What would you do if you received the letter below from your pest control service provider?
To my valued customers,
In January Action Pest Control will be turning 40 years old. It seems hard to believe that I have been in business for that long.
There are many reasons for my success, first and foremost my loyal customers. I appreciate each and every one of you, whether you have been with me for all 40 years or just one year. Your trust and support have been overwhelming. My family and I thank you.
With that said, I am announcing my retirement as of October 1, 2022. I don't want you to worry about your Pest Control needs as I am putting you in very capable hands...[he included new contact information here]. Again, my family and I thank you for everything. It has been my pleasure to serve you.
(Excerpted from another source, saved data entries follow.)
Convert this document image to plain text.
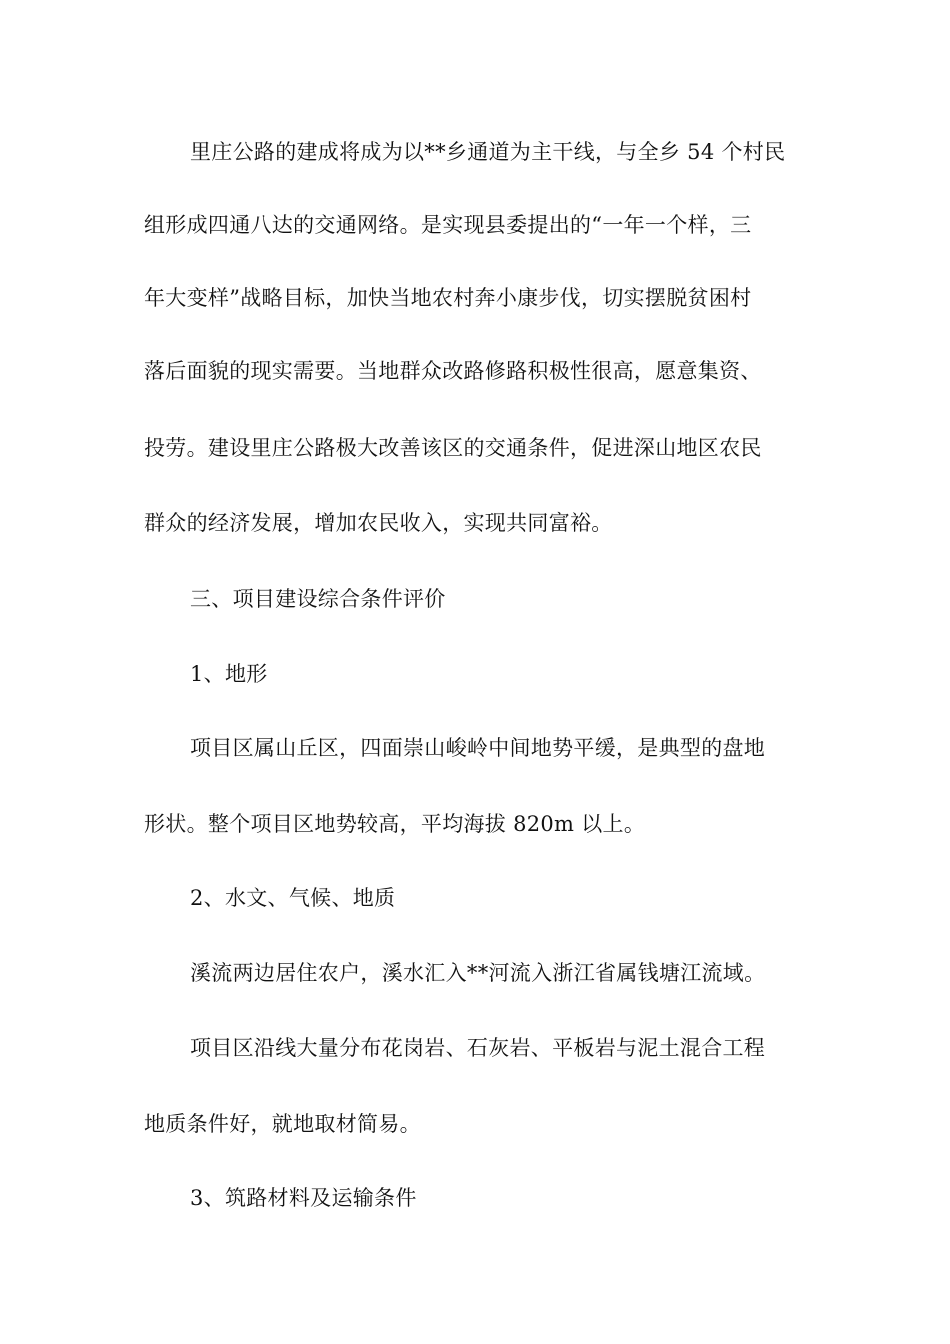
里庄公路的建成将成为以**乡通道为主干线，与全乡 54 个村民
组形成四通八达的交通网络。是实现县委提出的“一年一个样，三
年大变样”战略目标，加快当地农村奔小康步伐，切实摆脱贫困村
落后面貌的现实需要。当地群众改路修路积极性很高，愿意集资、
投劳。建设里庄公路极大改善该区的交通条件，促进深山地区农民
群众的经济发展，增加农民收入，实现共同富裕。
三、项目建设综合条件评价
1、地形
项目区属山丘区，四面崇山峻岭中间地势平缓，是典型的盘地
形状。整个项目区地势较高，平均海拔 820m 以上。
2、水文、气候、地质
溪流两边居住农户，溪水汇入**河流入浙江省属钱塘江流域。
项目区沿线大量分布花岗岩、石灰岩、平板岩与泥土混合工程
地质条件好，就地取材简易。
3、筑路材料及运输条件
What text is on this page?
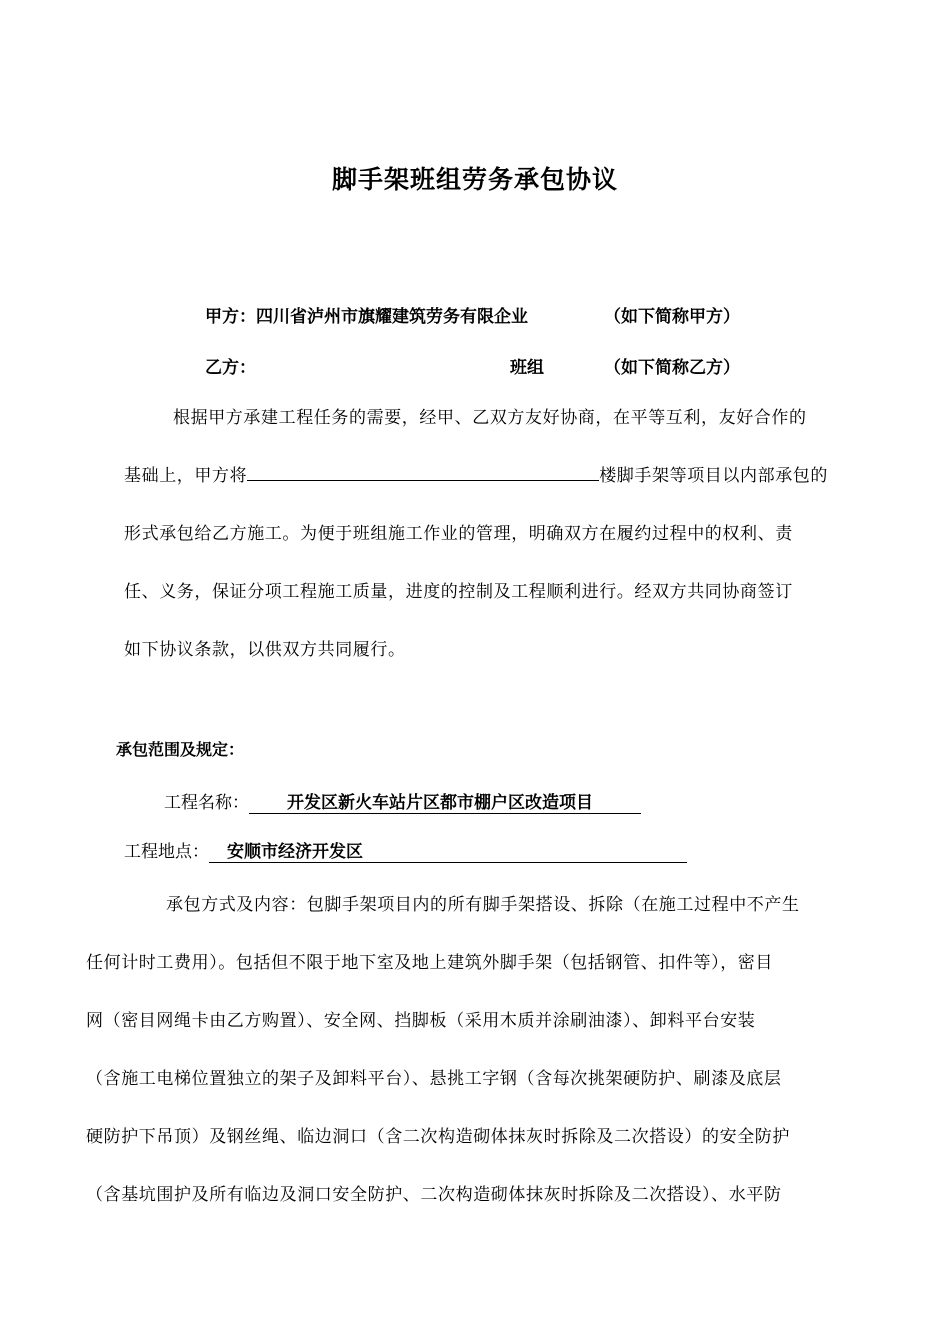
脚手架班组劳务承包协议
甲方：四川省泸州市旗耀建筑劳务有限企业	（如下简称甲方）
乙方：	班组	（如下简称乙方）
根据甲方承建工程任务的需要，经甲、乙双方友好协商，在平等互利，友好合作的
基础上，甲方将	楼脚手架等项目以内部承包的
形式承包给乙方施工。为便于班组施工作业的管理，明确双方在履约过程中的权利、责
任、义务，保证分项工程施工质量，进度的控制及工程顺利进行。经双方共同协商签订
如下协议条款，以供双方共同履行。
承包范围及规定：
工程名称： 开发区新火车站片区都市棚户区改造项目
工程地点： 安顺市经济开发区
承包方式及内容：包脚手架项目内的所有脚手架搭设、拆除（在施工过程中不产生
任何计时工费用）。包括但不限于地下室及地上建筑外脚手架（包括钢管、扣件等），密目
网（密目网绳卡由乙方购置）、安全网、挡脚板（采用木质并涂刷油漆）、卸料平台安装
（含施工电梯位置独立的架子及卸料平台）、悬挑工字钢（含每次挑架硬防护、刷漆及底层
硬防护下吊顶）及钢丝绳、临边洞口（含二次构造砌体抹灰时拆除及二次搭设）的安全防护
（含基坑围护及所有临边及洞口安全防护、二次构造砌体抹灰时拆除及二次搭设）、水平防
Would you complain that it’s inconvenient to have to adjust to a new provider? Would you shrug it off because it doesn’t really impact you? Would you be happy for him or even care? Or would you break down crying? That’s what I did…and so did most of his clients. It caught me off guard when I felt so strongly. It felt like a deep loss. I didn’t want him to go. He was a constant in my life for decades when nothing else was. Yes, he kept pesky critters away from me and my house and he did so much more. He asked me how I was doing in a way that made me know he cared about the answer. He inquired about my mom and told me about similarities with his. He shared information from his experiences that helped me get clarity on what I was going through. He would take my security cameras down so I could recharge them. He would help me with my thermostat. Once a month, he did his work; quietly, if I was working at home; invisibly if I was gone; and on the best months, we were able to visit and discuss our families, politics, and the craziness of the world. I always felt better after he visited. His energy was so nurturing, it would hold me until the next month.
I feel guilty when I think about the times I referred to him as my pest control guy when I was talking about him to someone. I had no right to limit him to what he did for a living when he was so much more than his job title. He kept the pests in my head away as much as the ones on the ground or in the walls; he acted as one of my therapists. He was politically astute and active and challenged me to see things in a different way even though we were politically aligned. No matter what challenges I was facing he, or someone close to him, had been through similar circumstances and he would freely share how they dealt with it. I have no doubt if I called him and asked him for help with a flat tire in the middle of the night on one of the 30 days he didn’t come to my house, he would have been there immediately. He was there for me, and he was there—present, willing and open—for all his customers.
Yes, I cried when he retired. And then I wondered…who would cry if I retired? It’s different from who will cry when I die. Who have I nurtured, supported, and held space for in my work in such a way that they would feel the loss if I retired? I want that. I want to be that person. Who would cry if you retired?